Não é uma chavão demagógico, porque eu nunca poderei ser livre se não me sentir seguro…
Deveria sair para a opinião pública, a quantidade de presos que foram libertados após a entrada no novo código penal….
Desde o dia em que o texto foi escrito pelo Miguel, até hoje, leiam os jornais e vejam a quantidade de notícias que saíram sobre crimes violentos. O crime violento aumenta consideravelmente em Portugal.
É bem verdade o que dizes, Nuno: sem segurança não há liberdade, e só um inocente afirma o contrário.
Não sou contra a imigração desde que ela seja controlada e selecionada, e que conduza à integração social (não meramente jurídica, como multiculturalmente se pretende nos dias de hoje).
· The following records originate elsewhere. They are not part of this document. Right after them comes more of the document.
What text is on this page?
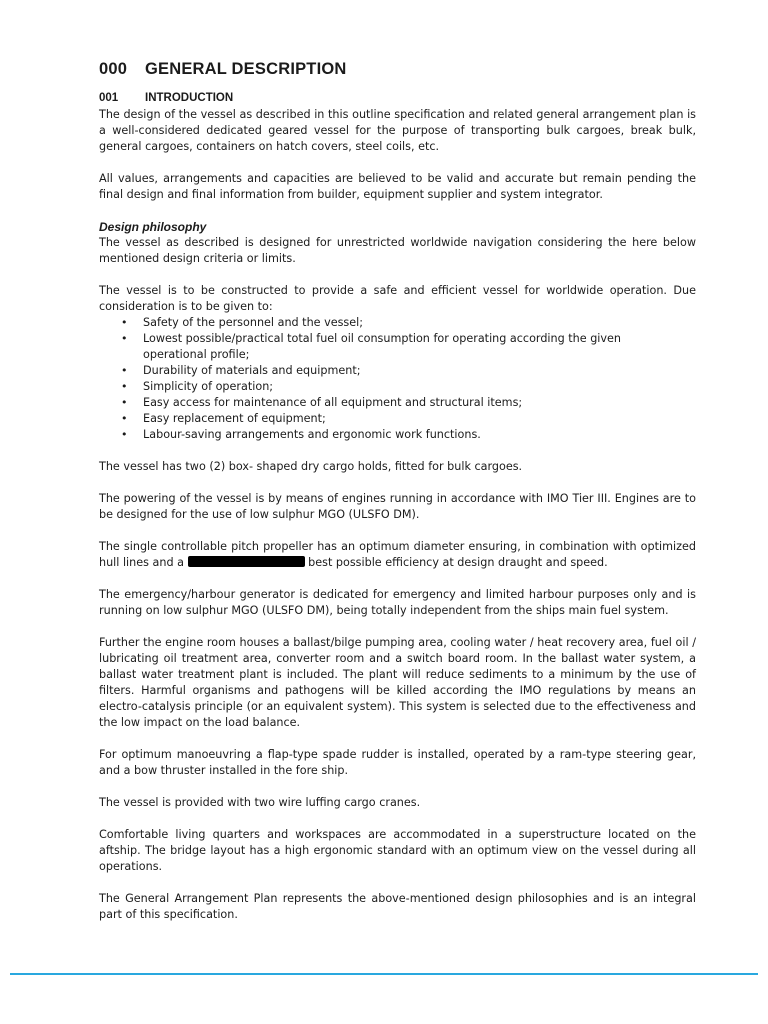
000 GENERAL DESCRIPTION
001 INTRODUCTION

The design of the vessel as described in this outline specification and related general arrangement plan is a well-considered dedicated geared vessel for the purpose of transporting bulk cargoes, break bulk, general cargoes, containers on hatch covers, steel coils, etc.

All values, arrangements and capacities are believed to be valid and accurate but remain pending the final design and final information from builder, equipment supplier and system integrator.

Design philosophy

The vessel as described is designed for unrestricted worldwide navigation considering the here below mentioned design criteria or limits.

The vessel is to be constructed to provide a safe and efficient vessel for worldwide operation. Due consideration is to be given to:

• Safety of the personnel and the vessel;
• Lowest possible/practical total fuel oil consumption for operating according the given operational profile;
• Durability of materials and equipment;
• Simplicity of operation;
• Easy access for maintenance of all equipment and structural items;
• Easy replacement of equipment;
• Labour-saving arrangements and ergonomic work functions.

The vessel has two (2) box- shaped dry cargo holds, fitted for bulk cargoes.

The powering of the vessel is by means of engines running in accordance with IMO Tier III. Engines are to be designed for the use of low sulphur MGO (ULSFO DM).

The single controllable pitch propeller has an optimum diameter ensuring, in combination with optimized hull lines and a	best possible efficiency at design draught and speed.

The emergency/harbour generator is dedicated for emergency and limited harbour purposes only and is running on low sulphur MGO (ULSFO DM), being totally independent from the ships main fuel system.

Further the engine room houses a ballast/bilge pumping area, cooling water / heat recovery area, fuel oil / lubricating oil treatment area, converter room and a switch board room. In the ballast water system, a ballast water treatment plant is included. The plant will reduce sediments to a minimum by the use of filters. Harmful organisms and pathogens will be killed according the IMO regulations by means an electro-catalysis principle (or an equivalent system). This system is selected due to the effectiveness and the low impact on the load balance.

For optimum manoeuvring a flap-type spade rudder is installed, operated by a ram-type steering gear, and a bow thruster installed in the fore ship.

The vessel is provided with two wire luffing cargo cranes.

Comfortable living quarters and workspaces are accommodated in a superstructure located on the aftship. The bridge layout has a high ergonomic standard with an optimum view on the vessel during all operations.

The General Arrangement Plan represents the above-mentioned design philosophies and is an integral part of this specification.
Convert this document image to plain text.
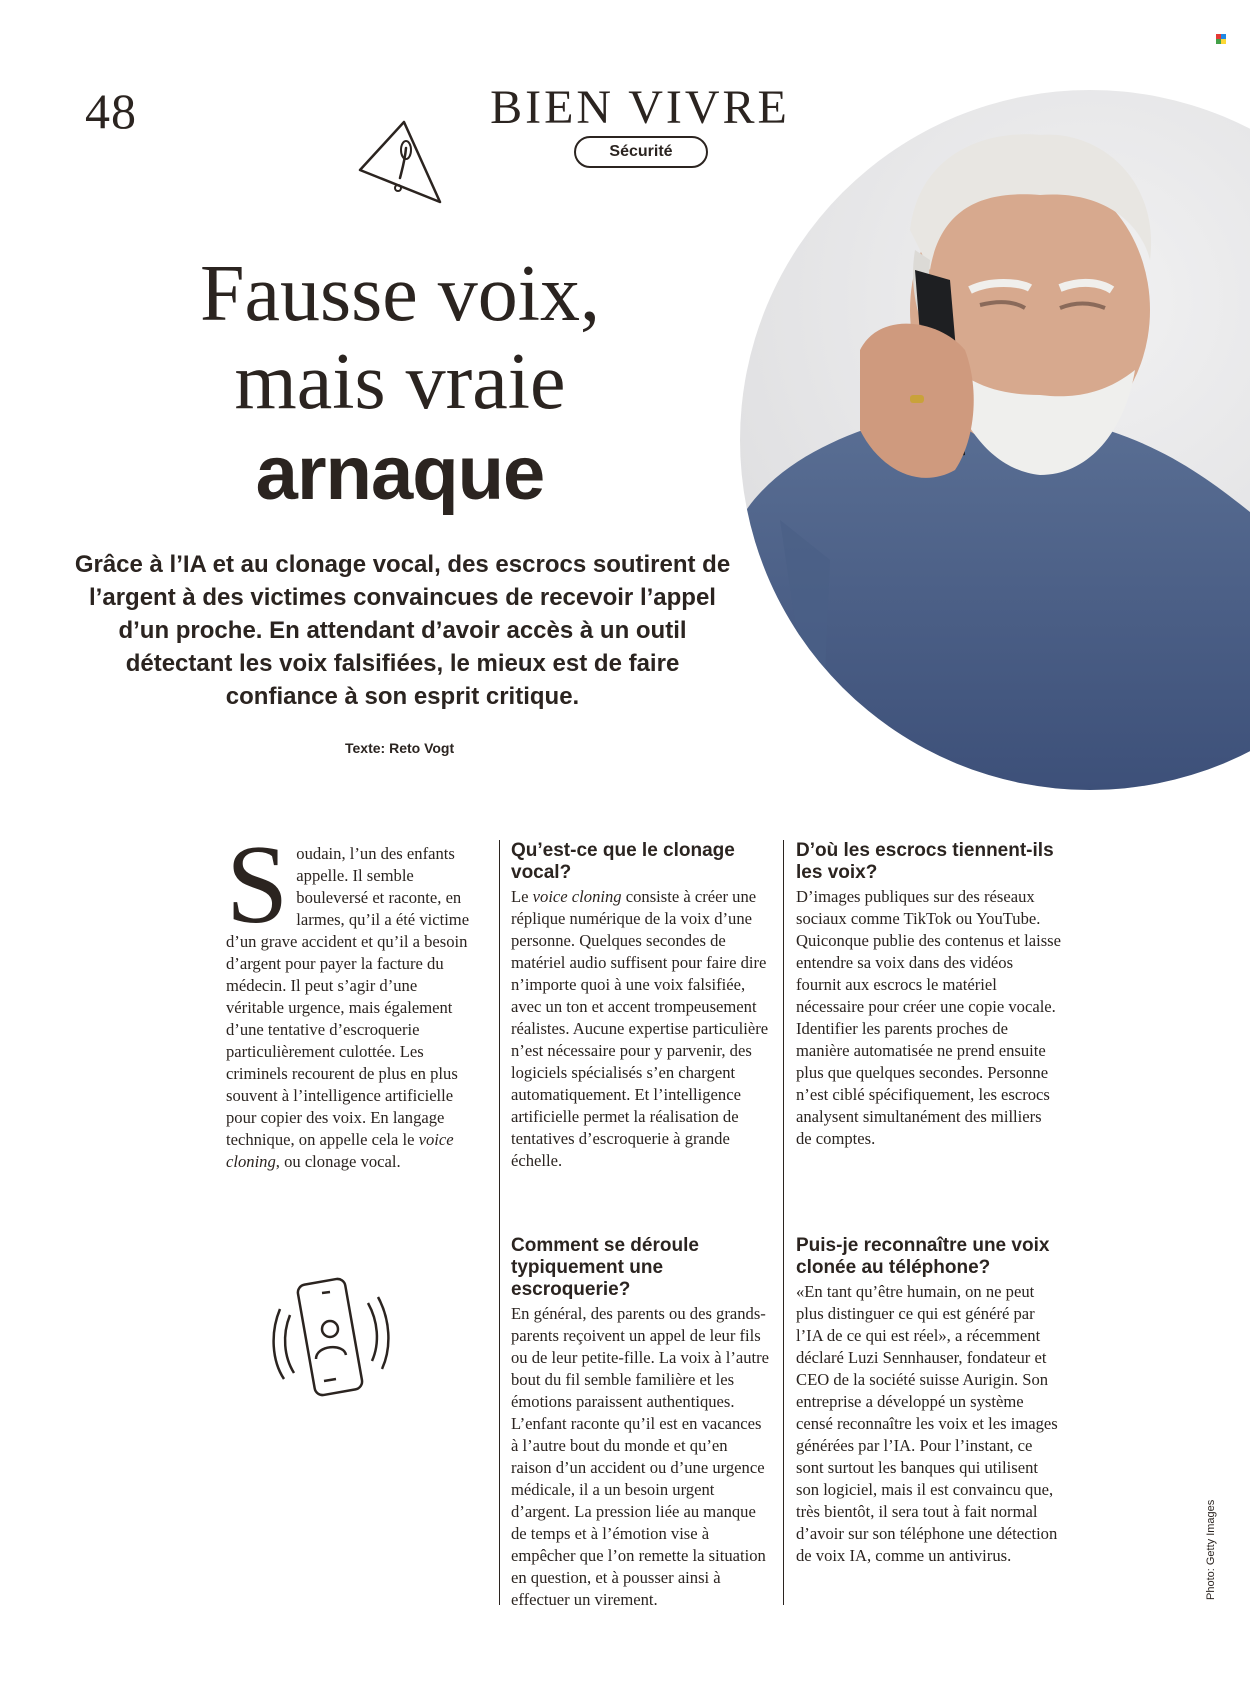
48	BIEN VIVRE
Sécurité
Fausse voix,
mais vraie
arnaque
Grâce à l’IA et au clonage vocal, des escrocs soutirent de l’argent à des victimes convaincues de recevoir l’appel d’un proche. En attendant d’avoir accès à un outil détectant les voix falsifiées, le mieux est de faire confiance à son esprit critique.
Texte: Reto Vogt
Soudain, l’un des enfants appelle. Il semble bouleversé et raconte, en larmes, qu’il a été victime d’un grave accident et qu’il a besoin d’argent pour payer la facture du médecin. Il peut s’agir d’une véritable urgence, mais également d’une tentative d’escroquerie particulièrement culottée. Les criminels recourent de plus en plus souvent à l’intelligence artificielle pour copier des voix. En langage technique, on appelle cela le voice cloning, ou clonage vocal.
Qu’est-ce que le clonage vocal?
Le voice cloning consiste à créer une réplique numérique de la voix d’une personne. Quelques secondes de matériel audio suffisent pour faire dire n’importe quoi à une voix falsifiée, avec un ton et accent trompeusement réalistes. Aucune expertise particulière n’est nécessaire pour y parvenir, des logiciels spécialisés s’en chargent automatiquement. Et l’intelligence artificielle permet la réalisation de tentatives d’escroquerie à grande échelle.
D’où les escrocs tiennent-ils les voix?
D’images publiques sur des réseaux sociaux comme TikTok ou YouTube. Quiconque publie des contenus et laisse entendre sa voix dans des vidéos fournit aux escrocs le matériel nécessaire pour créer une copie vocale. Identifier les parents proches de manière automatisée ne prend ensuite plus que quelques secondes. Personne n’est ciblé spécifiquement, les escrocs analysent simultanément des milliers de comptes.
Comment se déroule typiquement une escroquerie?
En général, des parents ou des grands-parents reçoivent un appel de leur fils ou de leur petite-fille. La voix à l’autre bout du fil semble familière et les émotions paraissent authentiques. L’enfant raconte qu’il est en vacances à l’autre bout du monde et qu’en raison d’un accident ou d’une urgence médicale, il a un besoin urgent d’argent. La pression liée au manque de temps et à l’émotion vise à empêcher que l’on remette la situation en question, et à pousser ainsi à effectuer un virement.
Puis-je reconnaître une voix clonée au téléphone?
«En tant qu’être humain, on ne peut plus distinguer ce qui est généré par l’IA de ce qui est réel», a récemment déclaré Luzi Sennhauser, fondateur et CEO de la société suisse Aurigin. Son entreprise a développé un système censé reconnaître les voix et les images générées par l’IA. Pour l’instant, ce sont surtout les banques qui utilisent son logiciel, mais il est convaincu que, très bientôt, il sera tout à fait normal d’avoir sur son téléphone une détection de voix IA, comme un antivirus.	Photo: Getty Images
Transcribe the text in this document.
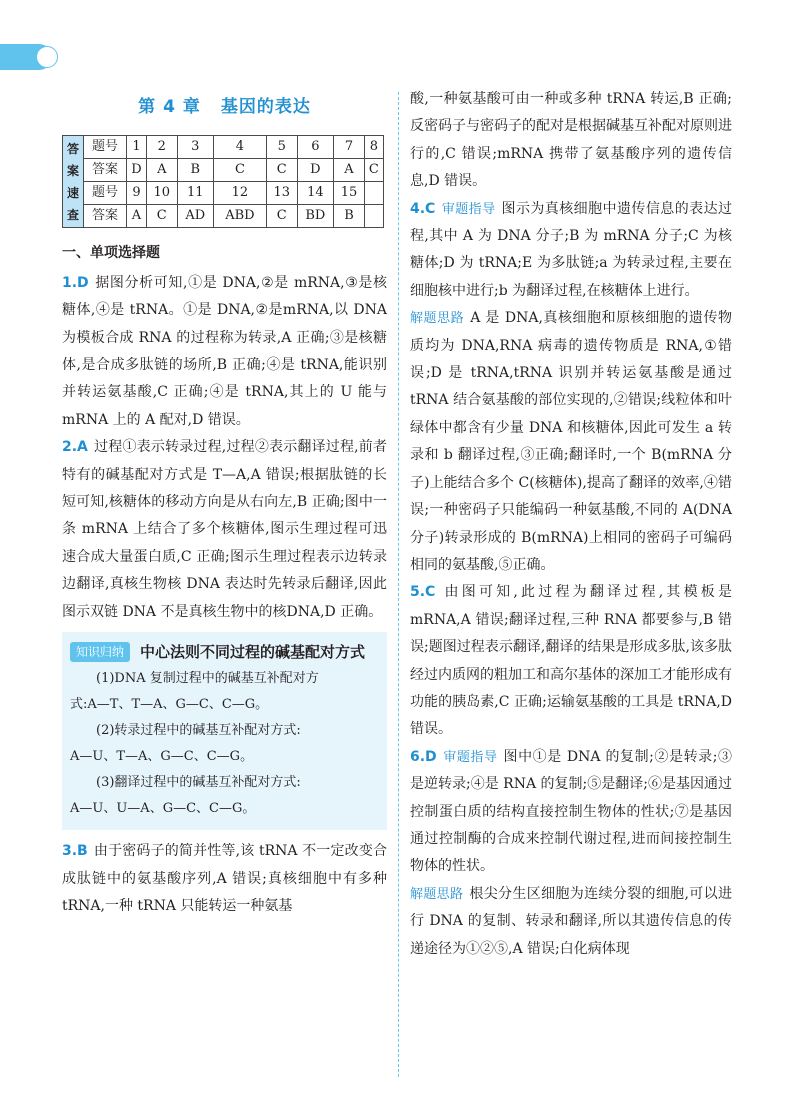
第 4 章 基因的表达
答案速查	题号	1	2	3	4	5	6	7	8
	答案	D	A	B	C	C	D	A	C
	题号	9	10	11	12	13	14	15	
	答案	A	C	AD	ABD	C	BD	B	
一、单项选择题

1.D 据图分析可知,①是 DNA,②是 mRNA,③是核糖体,④是 tRNA。①是 DNA,②是mRNA,以 DNA 为模板合成 RNA 的过程称为转录,A 正确;③是核糖体,是合成多肽链的场所,B 正确;④是 tRNA,能识别并转运氨基酸,C 正确;④是 tRNA,其上的 U 能与 mRNA 上的 A 配对,D 错误。

2.A 过程①表示转录过程,过程②表示翻译过程,前者特有的碱基配对方式是 T—A,A 错误;根据肽链的长短可知,核糖体的移动方向是从右向左,B 正确;图中一条 mRNA 上结合了多个核糖体,图示生理过程可迅速合成大量蛋白质,C 正确;图示生理过程表示边转录边翻译,真核生物核 DNA 表达时先转录后翻译,因此图示双链 DNA 不是真核生物中的核DNA,D 正确。

知识归纳	中心法则不同过程的碱基配对方式

(1)DNA 复制过程中的碱基互补配对方

式:A—T、T—A、G—C、C—G。

(2)转录过程中的碱基互补配对方式:

A—U、T—A、G—C、C—G。

(3)翻译过程中的碱基互补配对方式:

A—U、U—A、G—C、C—G。

3.B 由于密码子的简并性等,该 tRNA 不一定改变合成肽链中的氨基酸序列,A 错误;真核细胞中有多种 tRNA,一种 tRNA 只能转运一种氨基

酸,一种氨基酸可由一种或多种 tRNA 转运,B 正确;反密码子与密码子的配对是根据碱基互补配对原则进行的,C 错误;mRNA 携带了氨基酸序列的遗传信息,D 错误。

4.C 审题指导 图示为真核细胞中遗传信息的表达过程,其中 A 为 DNA 分子;B 为 mRNA 分子;C 为核糖体;D 为 tRNA;E 为多肽链;a 为转录过程,主要在细胞核中进行;b 为翻译过程,在核糖体上进行。

解题思路 A 是 DNA,真核细胞和原核细胞的遗传物质均为 DNA,RNA 病毒的遗传物质是 RNA,①错误;D 是 tRNA,tRNA 识别并转运氨基酸是通过 tRNA 结合氨基酸的部位实现的,②错误;线粒体和叶绿体中都含有少量 DNA 和核糖体,因此可发生 a 转录和 b 翻译过程,③正确;翻译时,一个 B(mRNA 分子)上能结合多个 C(核糖体),提高了翻译的效率,④错误;一种密码子只能编码一种氨基酸,不同的 A(DNA 分子)转录形成的 B(mRNA)上相同的密码子可编码相同的氨基酸,⑤正确。

5.C 由图可知,此过程为翻译过程,其模板是 mRNA,A 错误;翻译过程,三种 RNA 都要参与,B 错误;题图过程表示翻译,翻译的结果是形成多肽,该多肽经过内质网的粗加工和高尔基体的深加工才能形成有功能的胰岛素,C 正确;运输氨基酸的工具是 tRNA,D 错误。

6.D 审题指导 图中①是 DNA 的复制;②是转录;③是逆转录;④是 RNA 的复制;⑤是翻译;⑥是基因通过控制蛋白质的结构直接控制生物体的性状;⑦是基因通过控制酶的合成来控制代谢过程,进而间接控制生物体的性状。

解题思路 根尖分生区细胞为连续分裂的细胞,可以进行 DNA 的复制、转录和翻译,所以其遗传信息的传递途径为①②⑤,A 错误;白化病体现
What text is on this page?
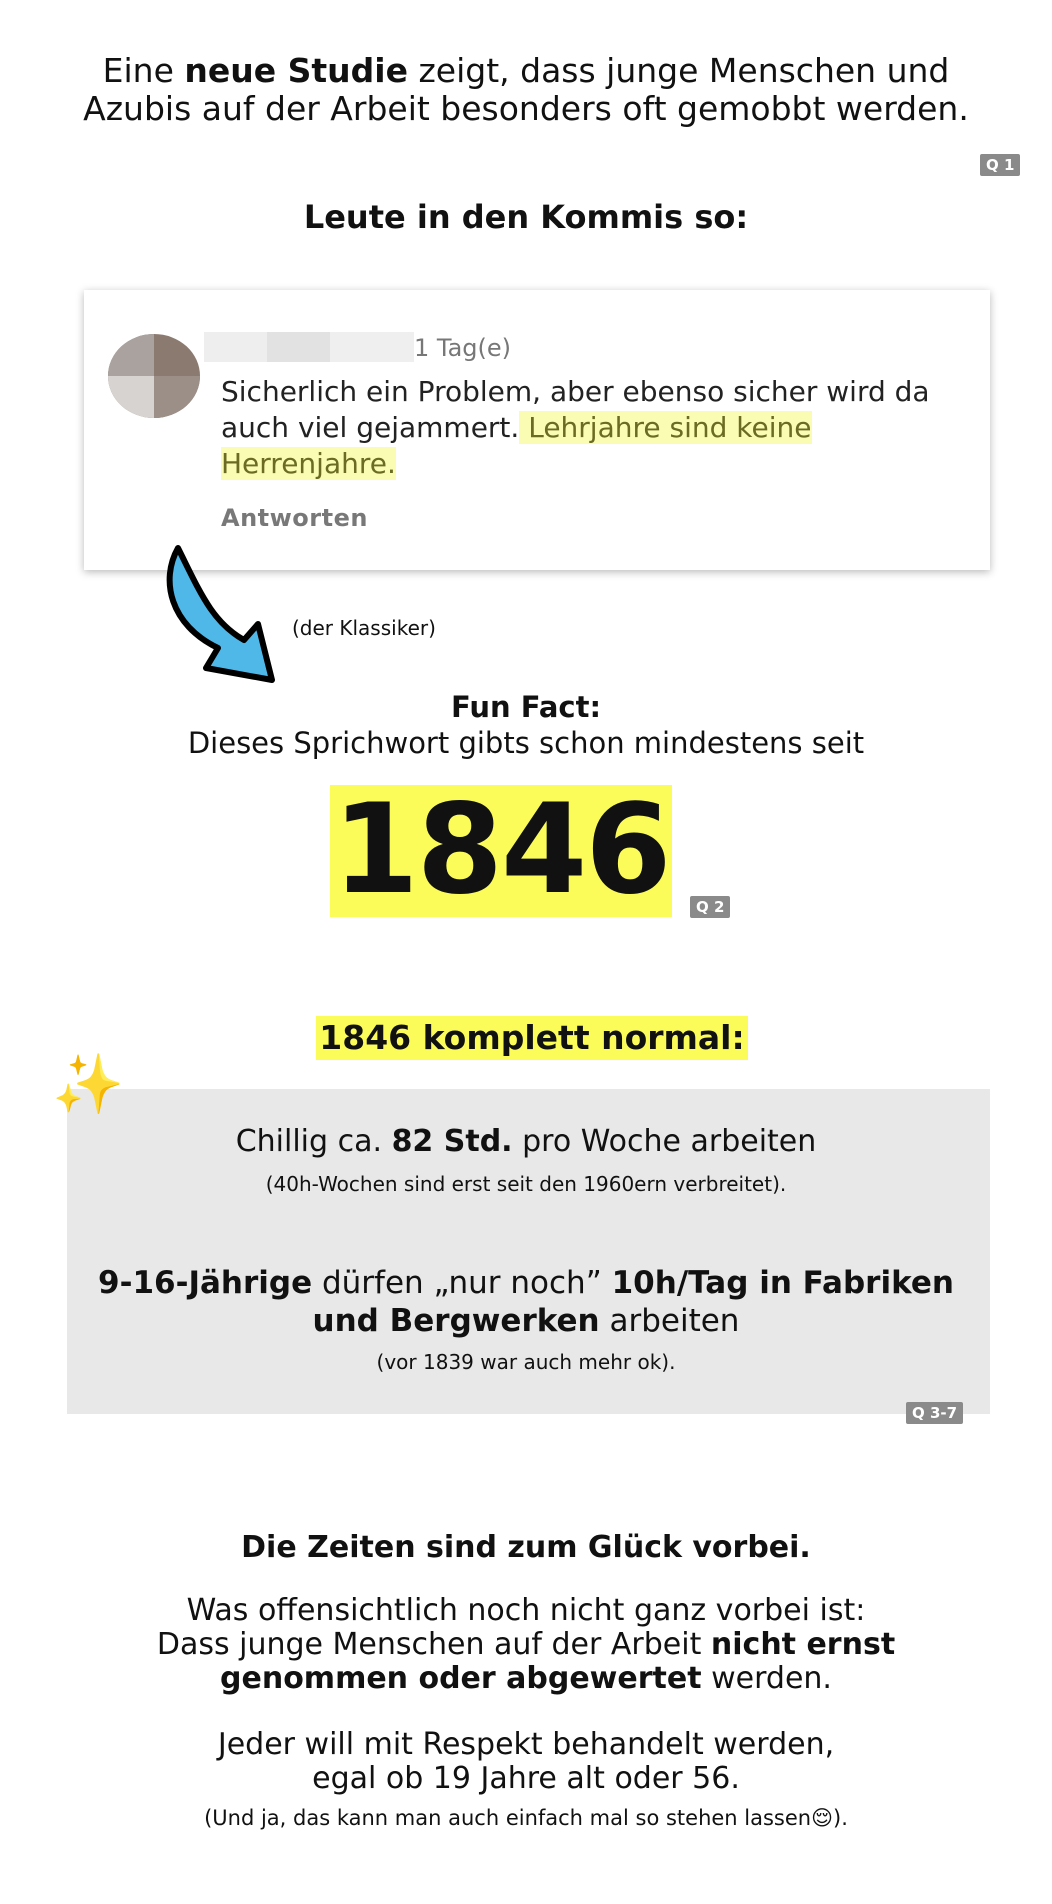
Eine neue Studie zeigt, dass junge Menschen und
Azubis auf der Arbeit besonders oft gemobbt werden.
Q 1
Leute in den Kommis so:
1 Tag(e)
Sicherlich ein Problem, aber ebenso sicher wird da auch viel gejammert. Lehrjahre sind keine Herrenjahre.
Antworten
(der Klassiker)
Fun Fact:
Dieses Sprichwort gibts schon mindestens seit
1846	Q 2
1846 komplett normal:
✨
Chillig ca. 82 Std. pro Woche arbeiten
(40h-Wochen sind erst seit den 1960ern verbreitet).
9-16-Jährige dürfen „nur noch” 10h/Tag in Fabriken
und Bergwerken arbeiten
(vor 1839 war auch mehr ok).
Q 3-7
Die Zeiten sind zum Glück vorbei.
Was offensichtlich noch nicht ganz vorbei ist:
Dass junge Menschen auf der Arbeit nicht ernst
genommen oder abgewertet werden.
Jeder will mit Respekt behandelt werden,
egal ob 19 Jahre alt oder 56.
(Und ja, das kann man auch einfach mal so stehen lassen😌).
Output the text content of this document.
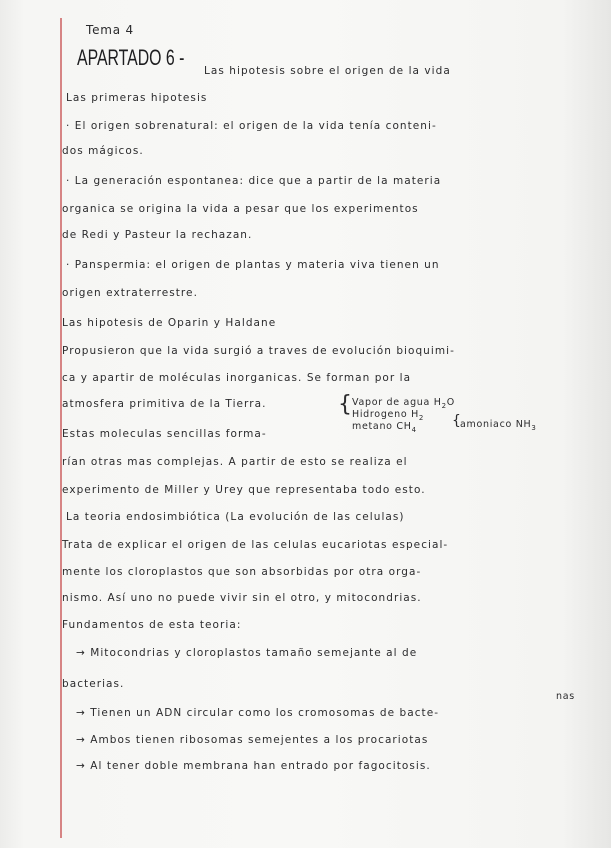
Tema 4
APARTADO 6 -
Las hipotesis sobre el origen de la vida
Las primeras hipotesis
· El origen sobrenatural: el origen de la vida tenía conteni-
dos mágicos.
· La generación espontanea: dice que a partir de la materia
organica se origina la vida a pesar que los experimentos
de Redi y Pasteur la rechazan.
· Panspermia: el origen de plantas y materia viva tienen un
origen extraterrestre.
Las hipotesis de Oparin y Haldane
Propusieron que la vida surgió a traves de evolución bioquimi-
ca y apartir de moléculas inorganicas. Se forman por la
atmosfera primitiva de la Tierra.	{ Vapor de agua $H_2O$
Hidrogeno $H_2$
metano $CH_4$
{ amoniaco $NH_3$
Estas moleculas sencillas forma-
rían otras mas complejas. A partir de esto se realiza el
experimento de Miller y Urey que representaba todo esto.
La teoria endosimbiótica (La evolución de las celulas)
Trata de explicar el origen de las celulas eucariotas especial-
mente los cloroplastos que son absorbidas por otra orga-
nismo. Así uno no puede vivir sin el otro, y mitocondrias.
Fundamentos de esta teoria:
→ Mitocondrias y cloroplastos tamaño semejante al de
bacterias.
nas
→ Tienen un ADN circular como los cromosomas de bacte-
→ Ambos tienen ribosomas semejentes a los procariotas
→ Al tener doble membrana han entrado por fagocitosis.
O Multiculturalismo e estas políticas de integração da esquerda estão a aniquilar o nosso futuro.
Sobre os conflitos da Quinta da Fonte, não li um único comunicado elaborado pelo SOS Racismo ou pela Frente Anti-Racista…
Na Europa, existem vários modelos de integração, e nenhum funciona. Nenhum, não há uma úncia política de integração que funcione correctamente com pessoas que nos são estranhas. E mais, como não funcionam, impingem-nos que a maioria tem que se integrar na minoria.. em nome do multiculturalismo. Em nome do multiculturalismo e dessa religião dos direitos humanos estamos a aniquilar o nosso futuro.
Caro Pippo, compreendo que os fluxos migratórios sempre foram uma constante na história. Contudo, em idêntica medida que alguns países, eu sou favorável a uma política discriminatória (selectiva, opcional) dos imigrantes que entram na nossa pátria. Por outra parte, mesmo que exista uma integração social, essa pode atentar contra a homogeneidade etnocultural, a qual é um factor basilar para a harmonia social, logo, se existir uma entrada maciça de alógenos em solo pátrio isso pode significar a médio prazo o surgimento de graves problemas, além de poder redondar numa prática multi-racial, isto é, identicida, algo não desejável sobre forma alguma tanto para autóctones como para alógenos.
“Deveria sair para a opinião pública, a quantidade de presos que foram libertados após a entrada no novo código penal….”
Pois olha que eu estou convencido que a culpa não é do código. O que se está a passar é uma guerra não declarada da corporação judiciária ao poder politico. E nós é que sofremos as consequências.